When should I use this option?

  • You don’t want to couple your code with the secrets manager’s API or SDK.
  • You run your application in different environments - passing different values is easy through an environment variable.
  • You manage the infrastructure differently from your application and don’t want to depend on its changes, such as the secrets manager solution or the secrets page in that secrets manager.

When should I NOT use this option?

  • In Kubernetes, Secrets are stored in plain text in etcd (you should read the Information Security for Secrets.) If you don’t define good RBAC around them, other users of your cluster might consume them without your knowledge.
  • Secrets distribution - in the previous option every user was using the same secrets manager and could access its values. This option requires you to pass the value around (especially when running locally.)

Considerations for either approach

Regardless of which option you choose, there are still a few important things to keep in mind:

  • A secret is a concept.

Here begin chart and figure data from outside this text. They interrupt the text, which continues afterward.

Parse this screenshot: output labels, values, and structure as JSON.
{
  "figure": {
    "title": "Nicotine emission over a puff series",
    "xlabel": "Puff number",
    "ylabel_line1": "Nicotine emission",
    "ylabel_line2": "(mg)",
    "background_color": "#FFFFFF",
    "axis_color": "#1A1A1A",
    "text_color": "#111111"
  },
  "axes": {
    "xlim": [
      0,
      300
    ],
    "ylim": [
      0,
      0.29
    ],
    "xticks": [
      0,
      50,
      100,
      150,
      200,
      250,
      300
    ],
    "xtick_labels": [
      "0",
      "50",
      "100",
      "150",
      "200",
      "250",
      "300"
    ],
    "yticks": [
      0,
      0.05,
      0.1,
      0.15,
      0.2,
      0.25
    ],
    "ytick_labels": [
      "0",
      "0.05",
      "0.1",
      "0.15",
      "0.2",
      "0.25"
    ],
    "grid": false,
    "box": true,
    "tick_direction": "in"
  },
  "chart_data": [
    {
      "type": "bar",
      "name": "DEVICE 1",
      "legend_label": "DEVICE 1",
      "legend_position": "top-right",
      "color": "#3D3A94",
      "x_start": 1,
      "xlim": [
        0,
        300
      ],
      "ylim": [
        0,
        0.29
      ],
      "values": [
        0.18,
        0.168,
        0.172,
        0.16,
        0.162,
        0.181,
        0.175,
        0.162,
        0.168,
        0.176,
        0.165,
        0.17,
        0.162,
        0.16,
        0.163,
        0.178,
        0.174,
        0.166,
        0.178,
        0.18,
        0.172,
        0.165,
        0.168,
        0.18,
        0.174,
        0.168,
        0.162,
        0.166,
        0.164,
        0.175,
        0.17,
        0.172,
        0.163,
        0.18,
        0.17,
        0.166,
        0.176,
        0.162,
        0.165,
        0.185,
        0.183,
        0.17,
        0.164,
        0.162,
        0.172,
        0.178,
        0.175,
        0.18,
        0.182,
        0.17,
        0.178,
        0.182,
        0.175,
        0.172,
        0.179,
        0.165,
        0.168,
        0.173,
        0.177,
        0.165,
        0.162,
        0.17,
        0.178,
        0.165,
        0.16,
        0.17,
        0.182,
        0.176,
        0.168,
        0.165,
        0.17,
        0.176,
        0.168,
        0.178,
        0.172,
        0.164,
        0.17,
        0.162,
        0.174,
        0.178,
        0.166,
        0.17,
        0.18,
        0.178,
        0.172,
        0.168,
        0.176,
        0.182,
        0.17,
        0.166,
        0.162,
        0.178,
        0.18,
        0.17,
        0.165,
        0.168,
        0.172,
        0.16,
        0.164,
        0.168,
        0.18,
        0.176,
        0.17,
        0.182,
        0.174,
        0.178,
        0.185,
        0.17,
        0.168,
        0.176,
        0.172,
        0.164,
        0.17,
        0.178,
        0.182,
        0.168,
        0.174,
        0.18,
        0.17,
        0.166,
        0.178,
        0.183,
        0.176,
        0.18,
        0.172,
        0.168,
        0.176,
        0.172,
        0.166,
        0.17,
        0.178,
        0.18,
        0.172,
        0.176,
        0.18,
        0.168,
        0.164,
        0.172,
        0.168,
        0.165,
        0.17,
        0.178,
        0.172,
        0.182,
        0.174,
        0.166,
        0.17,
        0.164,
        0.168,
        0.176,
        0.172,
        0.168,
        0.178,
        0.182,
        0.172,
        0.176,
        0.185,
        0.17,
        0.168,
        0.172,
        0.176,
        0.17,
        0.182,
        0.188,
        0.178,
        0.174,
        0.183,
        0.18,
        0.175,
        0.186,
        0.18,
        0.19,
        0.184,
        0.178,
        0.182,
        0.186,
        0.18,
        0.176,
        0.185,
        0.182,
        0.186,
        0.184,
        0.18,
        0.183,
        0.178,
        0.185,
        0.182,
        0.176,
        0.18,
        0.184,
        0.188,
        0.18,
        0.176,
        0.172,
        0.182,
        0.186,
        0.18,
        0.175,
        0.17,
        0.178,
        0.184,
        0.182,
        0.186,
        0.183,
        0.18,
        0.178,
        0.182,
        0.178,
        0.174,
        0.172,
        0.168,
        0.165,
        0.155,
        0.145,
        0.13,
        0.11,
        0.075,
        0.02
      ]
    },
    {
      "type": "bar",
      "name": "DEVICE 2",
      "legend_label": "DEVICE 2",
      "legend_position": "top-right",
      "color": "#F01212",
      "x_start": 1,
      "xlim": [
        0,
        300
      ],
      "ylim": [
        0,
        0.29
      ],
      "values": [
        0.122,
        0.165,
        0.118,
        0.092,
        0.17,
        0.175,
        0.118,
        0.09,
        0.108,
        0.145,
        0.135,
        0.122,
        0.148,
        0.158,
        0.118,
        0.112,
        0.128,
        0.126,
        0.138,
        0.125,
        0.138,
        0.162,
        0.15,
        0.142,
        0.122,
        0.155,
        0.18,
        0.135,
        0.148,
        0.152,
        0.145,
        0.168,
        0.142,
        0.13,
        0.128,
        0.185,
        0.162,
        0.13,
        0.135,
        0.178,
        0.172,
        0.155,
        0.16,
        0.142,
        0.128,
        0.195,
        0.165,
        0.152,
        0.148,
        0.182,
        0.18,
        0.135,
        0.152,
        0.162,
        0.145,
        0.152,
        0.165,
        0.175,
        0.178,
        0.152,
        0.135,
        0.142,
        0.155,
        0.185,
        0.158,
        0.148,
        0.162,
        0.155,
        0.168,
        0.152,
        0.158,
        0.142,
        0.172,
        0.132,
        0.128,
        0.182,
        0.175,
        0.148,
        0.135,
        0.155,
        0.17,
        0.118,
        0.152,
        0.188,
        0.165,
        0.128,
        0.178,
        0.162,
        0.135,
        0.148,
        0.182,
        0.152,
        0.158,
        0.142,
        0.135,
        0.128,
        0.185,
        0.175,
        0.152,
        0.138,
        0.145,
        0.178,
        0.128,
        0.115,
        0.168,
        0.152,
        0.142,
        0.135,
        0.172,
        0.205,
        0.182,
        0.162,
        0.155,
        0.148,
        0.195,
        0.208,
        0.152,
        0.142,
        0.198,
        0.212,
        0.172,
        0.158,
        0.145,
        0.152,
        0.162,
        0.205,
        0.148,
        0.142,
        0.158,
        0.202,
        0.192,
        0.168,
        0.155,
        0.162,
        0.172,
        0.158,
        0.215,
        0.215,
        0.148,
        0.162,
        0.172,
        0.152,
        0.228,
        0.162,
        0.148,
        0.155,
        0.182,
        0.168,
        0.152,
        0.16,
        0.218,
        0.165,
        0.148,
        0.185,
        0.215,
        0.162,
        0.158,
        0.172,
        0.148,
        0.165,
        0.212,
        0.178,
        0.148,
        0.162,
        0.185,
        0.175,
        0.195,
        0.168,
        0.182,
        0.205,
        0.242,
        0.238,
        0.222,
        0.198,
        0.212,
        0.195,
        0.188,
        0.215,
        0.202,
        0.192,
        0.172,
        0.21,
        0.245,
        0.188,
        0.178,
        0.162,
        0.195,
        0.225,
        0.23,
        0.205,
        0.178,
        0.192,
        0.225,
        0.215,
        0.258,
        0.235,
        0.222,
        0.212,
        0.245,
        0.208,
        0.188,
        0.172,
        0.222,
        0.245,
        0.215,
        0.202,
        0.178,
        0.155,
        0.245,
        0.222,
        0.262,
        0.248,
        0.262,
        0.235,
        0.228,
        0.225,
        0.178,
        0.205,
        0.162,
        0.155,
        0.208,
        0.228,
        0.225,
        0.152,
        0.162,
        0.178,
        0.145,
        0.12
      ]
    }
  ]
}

In our application, they are assigned to variables and might appear in log messages or transmitted in plain transport. It’s your job to make sure they are kept safe.
  • We are not looking to hide the secret in our application’s memory space. If someone gains access to the process' memory or gains permission to run code inside our application, they will probably be visible to this secret. (e.g., Heartbleed Bug)

When to use each option

Generally, I would suggest always passing the configuration to the application rather than pulling it from the code. It enables greater flexibility when running the application in different environments (production, development, and local) and allows the developers to focus on using the value rather than fetching it.

It also allows the infrastructure to grow independently - changing the secret location in the secrets manager, managing permissions, and even changing the secrets manager solution without requiring any applicative changes.